I will settle these claims and personal favourites, once and for all, by assessing each cathedral in turn and giving it a final score based on the following factors:
- Architecture -How impressive, innovative or unusual the building is
- Art and Artefacts – The significance or rarity of any artefacts or artworks in the cathedral
- Saintly stories – How impressive, amusing or unusual the associated saint is, including miracles performed and what they are patron of
- Claims to fame – Is there any famous people or stories associated with the cathedral
- Age – The date from which it was first built
I will score each category out of 10, then add the age to that to get a total. Eventually we will find a winner and see England’s greatest cathedrals crowned.
What is a Cathedral?
Cathedrals were truly built to the glory of God and as a celebration of popular religion. Visitors flock from far and wide to marvel at their grandeur and beauty. But what makes a cathedral a cathedral? The word ‘cathedral’ comes from the Latin ‘cathedra’ which means ‘chair’ and referred to the seat that a bishop sat in the early Christian basilica. This word eventually became synonymous with the ‘seat’ of the Bishop or the Bishopric. A Bishop used the cathedral as his base to govern over the Bishopric.
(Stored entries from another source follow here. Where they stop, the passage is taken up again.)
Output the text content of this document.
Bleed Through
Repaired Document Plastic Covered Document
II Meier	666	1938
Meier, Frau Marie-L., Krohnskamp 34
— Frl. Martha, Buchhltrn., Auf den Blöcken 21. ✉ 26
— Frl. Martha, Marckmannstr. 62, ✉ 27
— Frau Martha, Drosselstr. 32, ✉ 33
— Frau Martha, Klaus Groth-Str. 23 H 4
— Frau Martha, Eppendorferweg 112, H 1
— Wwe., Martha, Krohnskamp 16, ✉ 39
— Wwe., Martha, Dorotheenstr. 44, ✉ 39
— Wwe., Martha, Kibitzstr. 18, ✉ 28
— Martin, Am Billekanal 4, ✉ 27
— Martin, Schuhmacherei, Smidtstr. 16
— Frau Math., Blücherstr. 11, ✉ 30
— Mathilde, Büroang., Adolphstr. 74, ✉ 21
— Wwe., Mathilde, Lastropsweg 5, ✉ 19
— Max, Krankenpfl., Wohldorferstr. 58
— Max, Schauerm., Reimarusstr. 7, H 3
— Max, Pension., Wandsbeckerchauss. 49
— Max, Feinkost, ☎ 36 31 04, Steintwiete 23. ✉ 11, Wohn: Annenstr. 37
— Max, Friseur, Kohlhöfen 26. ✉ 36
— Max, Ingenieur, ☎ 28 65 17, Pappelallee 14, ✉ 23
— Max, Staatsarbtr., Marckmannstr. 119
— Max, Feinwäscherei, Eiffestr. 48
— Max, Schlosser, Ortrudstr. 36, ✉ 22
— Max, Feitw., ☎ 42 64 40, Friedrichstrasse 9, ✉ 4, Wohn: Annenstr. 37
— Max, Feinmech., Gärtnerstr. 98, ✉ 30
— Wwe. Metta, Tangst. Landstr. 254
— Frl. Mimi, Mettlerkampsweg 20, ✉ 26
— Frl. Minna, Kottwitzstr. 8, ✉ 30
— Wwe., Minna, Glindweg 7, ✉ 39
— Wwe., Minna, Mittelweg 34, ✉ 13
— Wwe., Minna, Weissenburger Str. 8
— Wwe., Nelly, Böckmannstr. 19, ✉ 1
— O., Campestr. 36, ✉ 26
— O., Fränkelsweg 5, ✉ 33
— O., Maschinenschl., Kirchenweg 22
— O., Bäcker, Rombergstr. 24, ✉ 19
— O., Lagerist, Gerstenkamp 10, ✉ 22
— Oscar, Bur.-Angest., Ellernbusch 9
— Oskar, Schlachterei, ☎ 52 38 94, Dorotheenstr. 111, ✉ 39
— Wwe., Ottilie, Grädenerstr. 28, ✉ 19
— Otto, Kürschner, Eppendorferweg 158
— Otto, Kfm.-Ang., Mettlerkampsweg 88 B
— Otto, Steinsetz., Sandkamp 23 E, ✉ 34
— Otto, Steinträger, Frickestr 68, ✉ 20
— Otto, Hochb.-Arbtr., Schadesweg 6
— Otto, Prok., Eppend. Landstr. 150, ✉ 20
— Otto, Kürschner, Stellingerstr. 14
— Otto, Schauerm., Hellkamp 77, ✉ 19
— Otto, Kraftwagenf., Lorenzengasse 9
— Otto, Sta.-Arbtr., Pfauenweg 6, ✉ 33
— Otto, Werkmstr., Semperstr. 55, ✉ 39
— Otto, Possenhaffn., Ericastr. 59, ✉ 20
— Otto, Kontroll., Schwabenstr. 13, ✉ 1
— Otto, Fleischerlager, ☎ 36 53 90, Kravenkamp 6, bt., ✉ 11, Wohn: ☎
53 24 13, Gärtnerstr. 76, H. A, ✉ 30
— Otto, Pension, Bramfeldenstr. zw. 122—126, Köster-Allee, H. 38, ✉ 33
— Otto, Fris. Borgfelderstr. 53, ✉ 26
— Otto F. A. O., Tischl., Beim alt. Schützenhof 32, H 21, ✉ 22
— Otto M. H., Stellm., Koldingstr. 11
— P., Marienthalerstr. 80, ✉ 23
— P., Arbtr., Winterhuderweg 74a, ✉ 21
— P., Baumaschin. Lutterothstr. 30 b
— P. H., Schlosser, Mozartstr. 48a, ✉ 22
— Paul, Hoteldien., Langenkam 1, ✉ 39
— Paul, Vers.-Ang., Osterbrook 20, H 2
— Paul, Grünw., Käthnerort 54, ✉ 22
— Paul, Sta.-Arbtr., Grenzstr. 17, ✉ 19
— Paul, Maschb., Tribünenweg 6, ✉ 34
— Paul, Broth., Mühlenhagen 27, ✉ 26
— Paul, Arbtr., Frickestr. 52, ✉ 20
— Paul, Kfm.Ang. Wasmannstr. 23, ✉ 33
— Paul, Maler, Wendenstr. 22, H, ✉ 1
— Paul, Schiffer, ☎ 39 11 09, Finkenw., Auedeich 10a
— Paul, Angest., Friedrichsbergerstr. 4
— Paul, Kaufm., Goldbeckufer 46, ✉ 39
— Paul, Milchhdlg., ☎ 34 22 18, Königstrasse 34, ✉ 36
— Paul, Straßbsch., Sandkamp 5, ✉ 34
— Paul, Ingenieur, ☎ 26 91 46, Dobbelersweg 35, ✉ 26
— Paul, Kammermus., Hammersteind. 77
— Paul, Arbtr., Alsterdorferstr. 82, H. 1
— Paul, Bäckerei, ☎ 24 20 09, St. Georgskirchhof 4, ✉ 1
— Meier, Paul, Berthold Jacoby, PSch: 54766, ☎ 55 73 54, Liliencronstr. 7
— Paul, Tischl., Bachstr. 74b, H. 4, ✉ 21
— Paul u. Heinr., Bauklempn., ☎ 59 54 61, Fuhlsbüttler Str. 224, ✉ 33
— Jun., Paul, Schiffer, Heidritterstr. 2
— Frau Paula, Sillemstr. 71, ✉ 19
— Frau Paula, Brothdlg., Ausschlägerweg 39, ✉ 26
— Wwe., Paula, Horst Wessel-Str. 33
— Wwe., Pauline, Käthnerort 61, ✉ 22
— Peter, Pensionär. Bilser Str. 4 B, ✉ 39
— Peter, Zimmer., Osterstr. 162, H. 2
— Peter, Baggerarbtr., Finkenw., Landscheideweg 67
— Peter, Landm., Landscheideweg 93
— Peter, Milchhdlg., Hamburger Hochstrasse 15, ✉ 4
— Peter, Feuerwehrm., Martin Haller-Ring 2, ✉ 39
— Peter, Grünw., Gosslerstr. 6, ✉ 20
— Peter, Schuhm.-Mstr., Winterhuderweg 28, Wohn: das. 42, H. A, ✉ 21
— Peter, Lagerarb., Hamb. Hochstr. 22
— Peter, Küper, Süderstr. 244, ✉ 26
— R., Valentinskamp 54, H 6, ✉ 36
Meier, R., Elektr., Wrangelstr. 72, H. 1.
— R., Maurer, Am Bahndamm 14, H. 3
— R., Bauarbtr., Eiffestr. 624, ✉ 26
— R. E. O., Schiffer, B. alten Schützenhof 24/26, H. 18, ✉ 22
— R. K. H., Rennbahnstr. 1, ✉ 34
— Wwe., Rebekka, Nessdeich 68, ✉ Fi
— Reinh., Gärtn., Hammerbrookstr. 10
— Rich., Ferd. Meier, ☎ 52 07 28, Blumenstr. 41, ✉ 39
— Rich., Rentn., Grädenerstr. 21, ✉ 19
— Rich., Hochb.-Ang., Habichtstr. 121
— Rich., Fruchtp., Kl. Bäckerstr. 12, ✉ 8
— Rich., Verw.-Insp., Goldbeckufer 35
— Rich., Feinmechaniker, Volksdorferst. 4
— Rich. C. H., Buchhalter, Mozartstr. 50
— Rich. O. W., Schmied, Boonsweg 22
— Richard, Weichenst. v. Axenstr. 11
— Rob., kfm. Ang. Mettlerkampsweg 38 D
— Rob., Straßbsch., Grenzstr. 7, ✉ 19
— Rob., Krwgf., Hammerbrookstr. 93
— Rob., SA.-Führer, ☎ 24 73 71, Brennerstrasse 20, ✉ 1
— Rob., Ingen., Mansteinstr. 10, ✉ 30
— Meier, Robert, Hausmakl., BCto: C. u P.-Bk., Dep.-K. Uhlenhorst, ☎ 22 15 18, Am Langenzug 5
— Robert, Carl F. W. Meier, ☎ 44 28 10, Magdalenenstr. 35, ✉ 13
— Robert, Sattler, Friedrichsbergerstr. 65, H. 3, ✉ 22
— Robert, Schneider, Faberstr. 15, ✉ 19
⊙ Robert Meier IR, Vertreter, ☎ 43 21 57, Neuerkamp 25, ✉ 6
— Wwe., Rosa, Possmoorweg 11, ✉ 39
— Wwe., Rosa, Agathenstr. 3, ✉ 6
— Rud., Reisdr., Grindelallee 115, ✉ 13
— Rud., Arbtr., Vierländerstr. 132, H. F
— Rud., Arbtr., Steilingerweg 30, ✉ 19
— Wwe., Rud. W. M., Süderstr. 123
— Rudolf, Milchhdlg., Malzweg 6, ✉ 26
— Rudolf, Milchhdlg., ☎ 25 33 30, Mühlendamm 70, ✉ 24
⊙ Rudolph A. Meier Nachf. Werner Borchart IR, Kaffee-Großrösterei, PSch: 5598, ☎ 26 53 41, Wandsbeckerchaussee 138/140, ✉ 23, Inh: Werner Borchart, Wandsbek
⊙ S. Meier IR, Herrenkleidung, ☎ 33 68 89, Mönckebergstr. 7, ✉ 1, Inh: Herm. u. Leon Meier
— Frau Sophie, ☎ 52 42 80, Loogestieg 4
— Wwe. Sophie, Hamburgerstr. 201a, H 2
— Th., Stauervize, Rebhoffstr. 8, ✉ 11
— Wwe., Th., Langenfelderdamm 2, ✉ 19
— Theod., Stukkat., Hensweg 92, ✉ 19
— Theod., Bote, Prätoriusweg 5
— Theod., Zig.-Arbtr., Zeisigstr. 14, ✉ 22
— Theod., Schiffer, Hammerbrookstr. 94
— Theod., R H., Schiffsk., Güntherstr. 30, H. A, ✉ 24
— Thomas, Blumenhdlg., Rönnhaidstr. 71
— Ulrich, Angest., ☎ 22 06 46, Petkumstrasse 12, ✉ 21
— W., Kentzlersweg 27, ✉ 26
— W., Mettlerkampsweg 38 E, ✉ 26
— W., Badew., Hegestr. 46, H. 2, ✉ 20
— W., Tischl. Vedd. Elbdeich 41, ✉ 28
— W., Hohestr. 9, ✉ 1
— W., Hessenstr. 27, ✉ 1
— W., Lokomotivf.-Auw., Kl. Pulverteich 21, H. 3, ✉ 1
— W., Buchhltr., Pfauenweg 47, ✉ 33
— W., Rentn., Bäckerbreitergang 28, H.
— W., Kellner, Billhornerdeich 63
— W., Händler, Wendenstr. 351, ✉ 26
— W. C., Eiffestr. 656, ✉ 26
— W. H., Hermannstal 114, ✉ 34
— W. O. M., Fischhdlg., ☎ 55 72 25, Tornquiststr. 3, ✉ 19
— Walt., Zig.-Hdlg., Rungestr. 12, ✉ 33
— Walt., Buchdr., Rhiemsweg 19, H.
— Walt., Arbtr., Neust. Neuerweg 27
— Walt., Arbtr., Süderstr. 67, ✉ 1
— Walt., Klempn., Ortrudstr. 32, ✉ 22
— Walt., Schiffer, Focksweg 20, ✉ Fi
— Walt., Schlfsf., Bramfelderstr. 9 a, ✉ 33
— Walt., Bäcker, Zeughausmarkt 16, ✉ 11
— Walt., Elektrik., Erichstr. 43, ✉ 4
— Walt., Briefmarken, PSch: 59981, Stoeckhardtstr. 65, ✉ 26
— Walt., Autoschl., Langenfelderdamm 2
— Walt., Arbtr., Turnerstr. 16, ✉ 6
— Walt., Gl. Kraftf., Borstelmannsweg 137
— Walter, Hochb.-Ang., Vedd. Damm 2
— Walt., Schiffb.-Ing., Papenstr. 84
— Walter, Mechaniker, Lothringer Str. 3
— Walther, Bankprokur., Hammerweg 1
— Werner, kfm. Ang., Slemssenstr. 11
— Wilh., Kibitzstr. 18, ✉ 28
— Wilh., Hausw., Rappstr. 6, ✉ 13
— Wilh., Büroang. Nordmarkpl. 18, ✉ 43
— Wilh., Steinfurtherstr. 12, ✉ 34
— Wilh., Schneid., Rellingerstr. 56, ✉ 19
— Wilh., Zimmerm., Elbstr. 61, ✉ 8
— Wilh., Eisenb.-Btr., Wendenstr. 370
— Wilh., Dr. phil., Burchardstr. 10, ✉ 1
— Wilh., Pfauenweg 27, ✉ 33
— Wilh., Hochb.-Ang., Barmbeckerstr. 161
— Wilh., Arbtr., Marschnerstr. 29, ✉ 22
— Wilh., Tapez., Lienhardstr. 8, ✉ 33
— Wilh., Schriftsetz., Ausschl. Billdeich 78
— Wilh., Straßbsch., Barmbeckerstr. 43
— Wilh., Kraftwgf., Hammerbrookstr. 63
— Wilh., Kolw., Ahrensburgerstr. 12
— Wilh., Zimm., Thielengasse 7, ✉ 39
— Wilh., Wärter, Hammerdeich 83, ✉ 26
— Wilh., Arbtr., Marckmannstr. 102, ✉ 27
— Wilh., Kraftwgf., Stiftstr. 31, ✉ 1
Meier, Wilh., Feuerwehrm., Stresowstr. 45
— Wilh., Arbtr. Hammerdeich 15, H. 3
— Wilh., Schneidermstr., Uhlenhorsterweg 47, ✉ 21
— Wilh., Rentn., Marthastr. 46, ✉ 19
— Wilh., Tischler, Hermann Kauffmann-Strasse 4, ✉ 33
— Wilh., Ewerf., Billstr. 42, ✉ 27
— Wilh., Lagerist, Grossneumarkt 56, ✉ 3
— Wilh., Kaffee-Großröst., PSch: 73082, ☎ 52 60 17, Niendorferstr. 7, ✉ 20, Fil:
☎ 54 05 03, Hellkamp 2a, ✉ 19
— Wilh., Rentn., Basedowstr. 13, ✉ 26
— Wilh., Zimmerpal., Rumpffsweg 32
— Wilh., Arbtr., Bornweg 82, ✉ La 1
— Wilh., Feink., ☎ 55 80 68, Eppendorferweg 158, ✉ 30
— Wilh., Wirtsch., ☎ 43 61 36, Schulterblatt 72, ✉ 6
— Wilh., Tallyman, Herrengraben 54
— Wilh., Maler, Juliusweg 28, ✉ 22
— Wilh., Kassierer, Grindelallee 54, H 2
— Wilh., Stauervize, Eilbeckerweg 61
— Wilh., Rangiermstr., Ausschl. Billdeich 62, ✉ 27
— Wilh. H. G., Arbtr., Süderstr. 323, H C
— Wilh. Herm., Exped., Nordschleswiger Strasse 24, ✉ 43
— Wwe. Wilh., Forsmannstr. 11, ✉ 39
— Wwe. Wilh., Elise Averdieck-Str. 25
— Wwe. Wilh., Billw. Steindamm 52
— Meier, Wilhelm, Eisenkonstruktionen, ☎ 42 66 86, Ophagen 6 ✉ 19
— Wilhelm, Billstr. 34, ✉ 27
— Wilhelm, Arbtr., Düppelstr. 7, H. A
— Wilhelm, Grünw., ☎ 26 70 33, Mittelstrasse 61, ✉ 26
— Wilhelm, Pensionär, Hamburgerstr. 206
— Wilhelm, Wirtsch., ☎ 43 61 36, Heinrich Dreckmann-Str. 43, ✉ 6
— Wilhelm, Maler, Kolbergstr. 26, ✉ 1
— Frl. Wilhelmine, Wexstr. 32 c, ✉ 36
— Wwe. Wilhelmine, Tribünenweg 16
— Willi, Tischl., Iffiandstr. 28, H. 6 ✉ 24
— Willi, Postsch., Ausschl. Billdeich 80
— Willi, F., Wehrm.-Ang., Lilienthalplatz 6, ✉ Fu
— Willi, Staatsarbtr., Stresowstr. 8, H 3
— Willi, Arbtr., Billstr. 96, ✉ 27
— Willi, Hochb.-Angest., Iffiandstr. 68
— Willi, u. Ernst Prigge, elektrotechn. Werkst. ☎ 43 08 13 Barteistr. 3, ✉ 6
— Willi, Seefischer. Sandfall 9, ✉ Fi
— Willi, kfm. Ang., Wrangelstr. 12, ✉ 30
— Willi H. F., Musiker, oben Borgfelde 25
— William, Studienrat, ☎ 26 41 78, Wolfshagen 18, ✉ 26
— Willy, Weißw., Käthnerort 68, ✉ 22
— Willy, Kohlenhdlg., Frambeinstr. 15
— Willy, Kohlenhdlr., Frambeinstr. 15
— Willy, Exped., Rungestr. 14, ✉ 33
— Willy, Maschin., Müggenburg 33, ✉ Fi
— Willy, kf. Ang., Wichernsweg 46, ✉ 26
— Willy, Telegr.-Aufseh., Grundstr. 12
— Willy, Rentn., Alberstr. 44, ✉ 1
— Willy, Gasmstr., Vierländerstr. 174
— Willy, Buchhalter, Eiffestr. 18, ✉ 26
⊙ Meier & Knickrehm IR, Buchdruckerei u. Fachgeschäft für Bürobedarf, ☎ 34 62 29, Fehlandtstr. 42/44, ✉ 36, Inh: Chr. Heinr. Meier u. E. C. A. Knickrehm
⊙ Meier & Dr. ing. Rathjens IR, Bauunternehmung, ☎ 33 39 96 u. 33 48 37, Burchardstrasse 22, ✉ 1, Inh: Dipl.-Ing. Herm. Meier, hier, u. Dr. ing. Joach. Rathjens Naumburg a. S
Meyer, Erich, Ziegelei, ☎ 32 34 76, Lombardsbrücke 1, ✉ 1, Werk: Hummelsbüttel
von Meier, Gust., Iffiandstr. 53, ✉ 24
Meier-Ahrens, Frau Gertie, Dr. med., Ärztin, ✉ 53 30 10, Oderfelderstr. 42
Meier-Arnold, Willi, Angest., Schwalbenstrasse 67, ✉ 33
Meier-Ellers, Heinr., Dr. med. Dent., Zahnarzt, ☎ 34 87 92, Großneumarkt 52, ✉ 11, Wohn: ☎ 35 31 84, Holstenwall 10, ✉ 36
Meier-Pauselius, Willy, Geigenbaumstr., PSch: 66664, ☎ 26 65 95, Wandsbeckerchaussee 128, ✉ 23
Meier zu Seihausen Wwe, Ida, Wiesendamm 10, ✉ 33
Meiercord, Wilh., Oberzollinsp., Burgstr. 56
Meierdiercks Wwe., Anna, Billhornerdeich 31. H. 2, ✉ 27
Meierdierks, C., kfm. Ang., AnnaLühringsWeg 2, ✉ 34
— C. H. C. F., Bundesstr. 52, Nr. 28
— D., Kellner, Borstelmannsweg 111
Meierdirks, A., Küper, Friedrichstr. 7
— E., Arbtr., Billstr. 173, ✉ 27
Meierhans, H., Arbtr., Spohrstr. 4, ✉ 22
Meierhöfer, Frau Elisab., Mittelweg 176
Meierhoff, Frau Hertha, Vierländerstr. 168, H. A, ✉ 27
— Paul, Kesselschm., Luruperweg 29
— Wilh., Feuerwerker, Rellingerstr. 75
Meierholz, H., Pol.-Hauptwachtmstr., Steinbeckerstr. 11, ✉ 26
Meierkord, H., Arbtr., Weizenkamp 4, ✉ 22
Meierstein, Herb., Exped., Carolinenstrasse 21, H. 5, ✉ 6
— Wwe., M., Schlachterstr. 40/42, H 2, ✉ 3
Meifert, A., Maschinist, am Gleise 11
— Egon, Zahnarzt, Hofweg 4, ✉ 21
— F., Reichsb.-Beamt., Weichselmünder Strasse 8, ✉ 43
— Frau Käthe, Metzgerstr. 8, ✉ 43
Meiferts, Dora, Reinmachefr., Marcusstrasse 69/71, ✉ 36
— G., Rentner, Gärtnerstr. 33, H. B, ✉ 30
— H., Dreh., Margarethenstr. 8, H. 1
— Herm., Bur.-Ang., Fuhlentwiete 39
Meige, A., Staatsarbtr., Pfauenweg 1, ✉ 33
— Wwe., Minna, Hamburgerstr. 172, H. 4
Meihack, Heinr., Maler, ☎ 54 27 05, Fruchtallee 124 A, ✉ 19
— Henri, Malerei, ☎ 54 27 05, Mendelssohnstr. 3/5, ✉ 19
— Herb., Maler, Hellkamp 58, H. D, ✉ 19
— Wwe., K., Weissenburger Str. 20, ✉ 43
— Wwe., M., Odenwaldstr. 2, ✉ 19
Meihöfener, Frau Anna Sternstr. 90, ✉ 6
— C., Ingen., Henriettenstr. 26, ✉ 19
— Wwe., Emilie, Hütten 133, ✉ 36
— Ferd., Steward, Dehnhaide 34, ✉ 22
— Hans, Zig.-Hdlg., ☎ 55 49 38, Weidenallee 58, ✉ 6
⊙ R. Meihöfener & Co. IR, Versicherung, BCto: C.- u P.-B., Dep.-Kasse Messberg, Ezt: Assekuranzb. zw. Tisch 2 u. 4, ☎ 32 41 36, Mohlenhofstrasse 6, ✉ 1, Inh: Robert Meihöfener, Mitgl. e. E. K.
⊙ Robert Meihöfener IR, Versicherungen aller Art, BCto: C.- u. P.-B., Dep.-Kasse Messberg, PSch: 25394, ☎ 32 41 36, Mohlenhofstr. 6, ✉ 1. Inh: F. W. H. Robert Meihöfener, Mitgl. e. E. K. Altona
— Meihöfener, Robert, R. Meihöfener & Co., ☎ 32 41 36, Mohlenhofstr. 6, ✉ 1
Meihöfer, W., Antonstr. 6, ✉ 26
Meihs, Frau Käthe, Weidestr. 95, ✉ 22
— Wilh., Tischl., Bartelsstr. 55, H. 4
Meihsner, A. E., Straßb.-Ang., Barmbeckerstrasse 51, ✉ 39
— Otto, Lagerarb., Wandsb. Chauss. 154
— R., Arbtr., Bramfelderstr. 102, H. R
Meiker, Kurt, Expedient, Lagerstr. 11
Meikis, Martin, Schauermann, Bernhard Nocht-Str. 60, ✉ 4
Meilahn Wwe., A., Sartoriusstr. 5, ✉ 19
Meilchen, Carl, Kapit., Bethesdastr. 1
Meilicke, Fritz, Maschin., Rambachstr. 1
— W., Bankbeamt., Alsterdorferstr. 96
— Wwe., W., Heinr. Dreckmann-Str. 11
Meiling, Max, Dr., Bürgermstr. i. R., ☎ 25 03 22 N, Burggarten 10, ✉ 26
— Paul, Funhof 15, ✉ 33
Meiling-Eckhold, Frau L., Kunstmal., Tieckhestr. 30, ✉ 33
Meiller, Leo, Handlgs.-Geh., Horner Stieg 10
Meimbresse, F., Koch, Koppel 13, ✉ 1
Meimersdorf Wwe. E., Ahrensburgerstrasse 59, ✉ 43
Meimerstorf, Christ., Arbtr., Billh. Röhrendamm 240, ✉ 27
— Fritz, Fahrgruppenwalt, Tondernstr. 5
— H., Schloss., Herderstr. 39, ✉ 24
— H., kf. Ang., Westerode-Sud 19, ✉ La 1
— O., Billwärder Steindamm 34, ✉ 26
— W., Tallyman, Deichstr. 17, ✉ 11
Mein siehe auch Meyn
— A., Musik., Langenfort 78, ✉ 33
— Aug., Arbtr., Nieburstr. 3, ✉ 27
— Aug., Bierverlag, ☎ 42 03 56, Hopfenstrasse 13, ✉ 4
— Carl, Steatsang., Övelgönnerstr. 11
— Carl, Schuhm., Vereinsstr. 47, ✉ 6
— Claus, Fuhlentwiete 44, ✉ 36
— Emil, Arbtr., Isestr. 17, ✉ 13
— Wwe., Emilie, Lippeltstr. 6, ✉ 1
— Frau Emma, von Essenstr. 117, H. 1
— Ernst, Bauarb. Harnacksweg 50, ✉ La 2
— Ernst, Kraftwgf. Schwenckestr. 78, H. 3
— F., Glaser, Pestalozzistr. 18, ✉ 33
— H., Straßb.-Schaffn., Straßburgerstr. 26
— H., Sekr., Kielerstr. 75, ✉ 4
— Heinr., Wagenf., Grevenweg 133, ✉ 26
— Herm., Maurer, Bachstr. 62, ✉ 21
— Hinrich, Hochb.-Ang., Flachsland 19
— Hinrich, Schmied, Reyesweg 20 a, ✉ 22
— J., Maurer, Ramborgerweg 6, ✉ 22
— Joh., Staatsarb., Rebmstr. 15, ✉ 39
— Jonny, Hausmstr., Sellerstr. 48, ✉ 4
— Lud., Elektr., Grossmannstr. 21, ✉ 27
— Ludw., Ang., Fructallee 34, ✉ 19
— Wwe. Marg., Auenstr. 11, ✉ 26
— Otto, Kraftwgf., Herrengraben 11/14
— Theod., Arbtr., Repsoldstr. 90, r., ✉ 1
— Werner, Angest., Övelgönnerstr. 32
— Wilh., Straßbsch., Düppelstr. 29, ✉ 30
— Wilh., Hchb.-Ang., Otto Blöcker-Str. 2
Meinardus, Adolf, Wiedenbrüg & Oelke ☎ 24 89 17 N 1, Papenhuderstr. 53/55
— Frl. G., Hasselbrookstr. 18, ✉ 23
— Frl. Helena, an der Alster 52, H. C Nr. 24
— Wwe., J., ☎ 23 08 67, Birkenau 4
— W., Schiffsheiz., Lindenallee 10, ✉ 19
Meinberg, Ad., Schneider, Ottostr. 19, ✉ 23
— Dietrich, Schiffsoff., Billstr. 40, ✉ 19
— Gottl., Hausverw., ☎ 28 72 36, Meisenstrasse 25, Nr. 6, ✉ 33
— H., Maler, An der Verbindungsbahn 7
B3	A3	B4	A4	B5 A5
The Basilica of St Denis and the Notre Dame de Paris are the building blocks for the gothic giants that typify our English cathedrals today. This style developed in the twelfth century in France and churches and cathedrals in England followed suit.
Since then cathedrals have endured at the centre of city life. Although for some people, they may not play a huge role religiously, they still have symbolic and sentimental importance. Just remember the overwhelming support from the public when the Notre Dame de Paris was engulfed in flames, on 15 April 2019.
To me they represent the ancient history and culture of our country built in stone. The also represent continuity and a link to the past. It will be a pleasure to explore them and think about each in detail.